Il nuovo Trattato tedesco in realtà introduce
un nuovo e più restrittivo regime, proibendo il gioco privato on-line,
ingessando di fatto gli operatori di scommesse sportive ed imponendo in tal
modo nuove misure discriminatorie, sproporzionate ed inconsistenti, idonee a
consegnare l’intero mercato delle scommesse nelle mani dello Stato.

Anteriormente all’entrata in vigore del nuovo Trattato, la Commissione Europea
aveva già espresso le proprie riserve con l’invio di lettere al Governo tedesco
sia da parte del Commissario Günther Verheugen della Direzione Imprese e
Industria, sia del Direttore Generale della DG del mercato Interno Joergen
Holmquist. Le lettere avevano già evidenziato l’incompatibilità della nuova
Legislazione con le norme del Trattato e con i principi giurisprudenziali
vigenti. Ciononostante, i Laender hanno deciso di ratificare tali norme e di
renderle efficaci. La
Commissione, dunque, non ha avuto altra scelta che avviare le
procedure di infrazione. Contemporaneamente un sempre crescente numero di Corti
tedesche ha dubitato sulla legalità delle prescrizioni del nuovo Trattato.

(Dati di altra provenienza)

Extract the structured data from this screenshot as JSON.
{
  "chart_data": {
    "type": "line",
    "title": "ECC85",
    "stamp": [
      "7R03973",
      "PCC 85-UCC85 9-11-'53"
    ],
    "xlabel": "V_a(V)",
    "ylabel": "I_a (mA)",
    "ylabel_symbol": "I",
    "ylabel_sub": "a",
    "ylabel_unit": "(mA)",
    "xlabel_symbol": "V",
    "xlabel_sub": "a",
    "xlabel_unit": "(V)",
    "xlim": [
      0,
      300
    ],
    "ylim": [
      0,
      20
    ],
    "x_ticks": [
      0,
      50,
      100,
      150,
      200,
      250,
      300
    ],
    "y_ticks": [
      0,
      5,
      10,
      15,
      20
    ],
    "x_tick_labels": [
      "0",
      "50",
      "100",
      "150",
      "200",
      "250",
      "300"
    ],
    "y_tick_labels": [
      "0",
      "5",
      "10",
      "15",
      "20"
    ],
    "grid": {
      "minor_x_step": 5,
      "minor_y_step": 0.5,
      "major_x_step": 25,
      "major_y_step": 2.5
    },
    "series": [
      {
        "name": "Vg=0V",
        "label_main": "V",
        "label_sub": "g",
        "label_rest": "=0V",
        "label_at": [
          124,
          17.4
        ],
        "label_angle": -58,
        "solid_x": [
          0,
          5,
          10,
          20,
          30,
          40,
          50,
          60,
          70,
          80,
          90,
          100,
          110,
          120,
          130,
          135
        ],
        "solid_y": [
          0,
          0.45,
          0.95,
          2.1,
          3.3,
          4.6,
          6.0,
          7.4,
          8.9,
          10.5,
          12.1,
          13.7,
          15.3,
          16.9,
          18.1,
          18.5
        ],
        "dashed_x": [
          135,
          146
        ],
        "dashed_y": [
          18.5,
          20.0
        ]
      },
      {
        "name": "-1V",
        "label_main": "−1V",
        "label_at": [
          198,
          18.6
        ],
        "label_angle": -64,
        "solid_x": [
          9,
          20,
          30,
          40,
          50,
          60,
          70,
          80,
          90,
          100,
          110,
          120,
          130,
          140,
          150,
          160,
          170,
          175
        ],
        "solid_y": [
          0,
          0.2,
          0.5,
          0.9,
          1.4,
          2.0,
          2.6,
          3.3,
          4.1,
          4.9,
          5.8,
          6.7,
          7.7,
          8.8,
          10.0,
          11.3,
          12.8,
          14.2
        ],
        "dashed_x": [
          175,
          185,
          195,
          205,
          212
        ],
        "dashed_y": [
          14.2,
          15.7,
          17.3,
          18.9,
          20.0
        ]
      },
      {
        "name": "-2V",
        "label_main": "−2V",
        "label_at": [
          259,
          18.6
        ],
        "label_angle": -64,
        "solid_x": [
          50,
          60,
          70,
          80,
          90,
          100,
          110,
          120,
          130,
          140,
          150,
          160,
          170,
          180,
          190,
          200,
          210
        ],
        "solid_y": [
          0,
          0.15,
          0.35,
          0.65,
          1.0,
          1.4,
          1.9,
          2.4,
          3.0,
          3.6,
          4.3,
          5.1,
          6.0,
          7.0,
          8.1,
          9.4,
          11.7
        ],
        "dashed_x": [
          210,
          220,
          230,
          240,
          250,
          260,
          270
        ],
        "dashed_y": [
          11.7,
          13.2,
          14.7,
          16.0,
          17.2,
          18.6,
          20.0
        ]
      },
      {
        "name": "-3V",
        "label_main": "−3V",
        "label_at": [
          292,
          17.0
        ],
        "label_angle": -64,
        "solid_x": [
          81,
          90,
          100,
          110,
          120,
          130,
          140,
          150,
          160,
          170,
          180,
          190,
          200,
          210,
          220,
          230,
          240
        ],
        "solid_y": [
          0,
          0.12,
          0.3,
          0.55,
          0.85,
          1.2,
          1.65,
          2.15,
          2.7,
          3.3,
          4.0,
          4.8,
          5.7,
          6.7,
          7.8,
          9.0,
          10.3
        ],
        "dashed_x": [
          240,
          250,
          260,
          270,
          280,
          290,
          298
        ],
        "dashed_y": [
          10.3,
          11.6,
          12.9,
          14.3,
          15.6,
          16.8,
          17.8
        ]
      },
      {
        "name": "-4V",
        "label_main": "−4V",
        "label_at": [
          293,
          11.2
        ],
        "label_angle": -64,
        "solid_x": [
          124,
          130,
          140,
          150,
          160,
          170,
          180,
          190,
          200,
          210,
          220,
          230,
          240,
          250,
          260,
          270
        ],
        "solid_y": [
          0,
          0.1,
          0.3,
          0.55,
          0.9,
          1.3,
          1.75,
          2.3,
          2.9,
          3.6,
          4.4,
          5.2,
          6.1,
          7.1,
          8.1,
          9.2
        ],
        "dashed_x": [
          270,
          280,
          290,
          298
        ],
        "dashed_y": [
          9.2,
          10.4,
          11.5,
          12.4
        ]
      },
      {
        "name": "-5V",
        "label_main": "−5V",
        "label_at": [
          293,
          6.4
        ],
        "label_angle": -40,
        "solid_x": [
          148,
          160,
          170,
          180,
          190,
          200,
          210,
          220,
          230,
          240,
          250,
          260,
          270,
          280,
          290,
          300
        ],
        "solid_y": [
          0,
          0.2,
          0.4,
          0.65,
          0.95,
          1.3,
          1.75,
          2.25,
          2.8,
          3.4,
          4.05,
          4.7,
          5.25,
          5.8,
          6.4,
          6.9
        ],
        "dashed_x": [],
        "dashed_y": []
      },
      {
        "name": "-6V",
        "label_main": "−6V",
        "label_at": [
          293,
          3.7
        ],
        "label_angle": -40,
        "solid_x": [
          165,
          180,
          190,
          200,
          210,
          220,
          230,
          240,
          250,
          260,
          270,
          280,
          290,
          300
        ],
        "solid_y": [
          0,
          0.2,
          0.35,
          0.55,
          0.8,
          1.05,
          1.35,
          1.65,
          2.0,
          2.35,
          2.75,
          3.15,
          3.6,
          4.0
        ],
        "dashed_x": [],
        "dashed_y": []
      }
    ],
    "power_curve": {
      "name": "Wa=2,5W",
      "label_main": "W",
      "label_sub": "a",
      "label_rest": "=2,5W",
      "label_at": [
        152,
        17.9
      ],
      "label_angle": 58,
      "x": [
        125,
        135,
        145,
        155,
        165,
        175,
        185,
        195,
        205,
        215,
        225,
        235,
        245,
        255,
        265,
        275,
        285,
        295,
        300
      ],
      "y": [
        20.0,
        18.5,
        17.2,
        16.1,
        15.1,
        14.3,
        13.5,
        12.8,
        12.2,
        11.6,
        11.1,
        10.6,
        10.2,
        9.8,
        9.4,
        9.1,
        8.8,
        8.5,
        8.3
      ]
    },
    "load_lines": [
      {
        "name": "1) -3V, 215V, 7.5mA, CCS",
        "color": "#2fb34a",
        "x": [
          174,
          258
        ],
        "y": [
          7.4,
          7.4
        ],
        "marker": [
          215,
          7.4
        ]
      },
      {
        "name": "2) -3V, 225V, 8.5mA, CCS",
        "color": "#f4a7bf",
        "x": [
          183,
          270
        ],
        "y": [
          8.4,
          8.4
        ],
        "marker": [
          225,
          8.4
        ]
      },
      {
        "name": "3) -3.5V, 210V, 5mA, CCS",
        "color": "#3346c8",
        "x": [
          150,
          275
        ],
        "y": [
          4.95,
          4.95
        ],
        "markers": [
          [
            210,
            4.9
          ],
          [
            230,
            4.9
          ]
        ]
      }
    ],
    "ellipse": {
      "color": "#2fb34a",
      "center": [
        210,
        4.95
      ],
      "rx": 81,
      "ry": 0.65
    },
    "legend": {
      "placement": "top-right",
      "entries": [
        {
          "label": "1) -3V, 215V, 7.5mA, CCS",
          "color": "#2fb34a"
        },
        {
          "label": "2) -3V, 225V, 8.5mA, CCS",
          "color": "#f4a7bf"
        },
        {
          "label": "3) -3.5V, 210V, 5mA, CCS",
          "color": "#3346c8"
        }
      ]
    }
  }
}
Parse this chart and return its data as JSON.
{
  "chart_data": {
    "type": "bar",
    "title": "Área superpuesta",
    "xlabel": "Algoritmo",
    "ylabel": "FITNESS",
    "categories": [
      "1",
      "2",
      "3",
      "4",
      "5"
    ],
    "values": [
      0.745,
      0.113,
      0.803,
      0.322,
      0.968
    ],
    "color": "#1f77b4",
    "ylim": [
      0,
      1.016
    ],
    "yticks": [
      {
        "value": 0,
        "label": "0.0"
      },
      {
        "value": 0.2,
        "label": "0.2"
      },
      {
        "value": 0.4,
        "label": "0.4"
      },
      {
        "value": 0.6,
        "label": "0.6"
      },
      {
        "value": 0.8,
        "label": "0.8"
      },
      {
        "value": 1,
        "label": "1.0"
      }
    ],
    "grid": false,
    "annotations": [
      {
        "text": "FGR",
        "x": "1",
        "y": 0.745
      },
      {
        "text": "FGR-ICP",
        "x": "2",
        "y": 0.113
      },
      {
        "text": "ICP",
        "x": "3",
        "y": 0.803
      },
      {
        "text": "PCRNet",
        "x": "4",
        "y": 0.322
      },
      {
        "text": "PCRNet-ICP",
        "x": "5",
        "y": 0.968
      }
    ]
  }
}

"La pervicacia delle Autorità tedesche
nel mantenere e rinforzare il monopolio nel settore dell'offerta di scommesse
sportive, palesemente ignorando i rilievi della Commissione, non ha lasciato
alternative al Commissaro McCreevy”, ha commentato John Whittaker – Chairman di
Stanleybet International.

"Noi abbiamo sempre fortemente sostenuto la Commissione nel suo
ruolo di garante del Trattato. Per fare questo la Commissione deve
assicurare che la legislazione degli Stati Membri sia conforme al Trattato.
Fortunatamente non è frequente che gli Stati Membri si discostino dalla
normativa comunitaria, ma quelli che apertamente scelgono di ignorare sia le
norme che i principi delle giurisprudenza comunitaria per proteggere le proprie
entrate erariali e negano i diritti degli operatori in possesso di regolare
licenza in uno Stato Membro dell'Unione Europea, devono essere identificati e
fare i conti con la
Giustizia" ha concluso John Whittaker.

La Germania assieme alla Svezia avrà ora termine fino alla fine di
Marzo 2008 per replicare alle richieste della Commissione.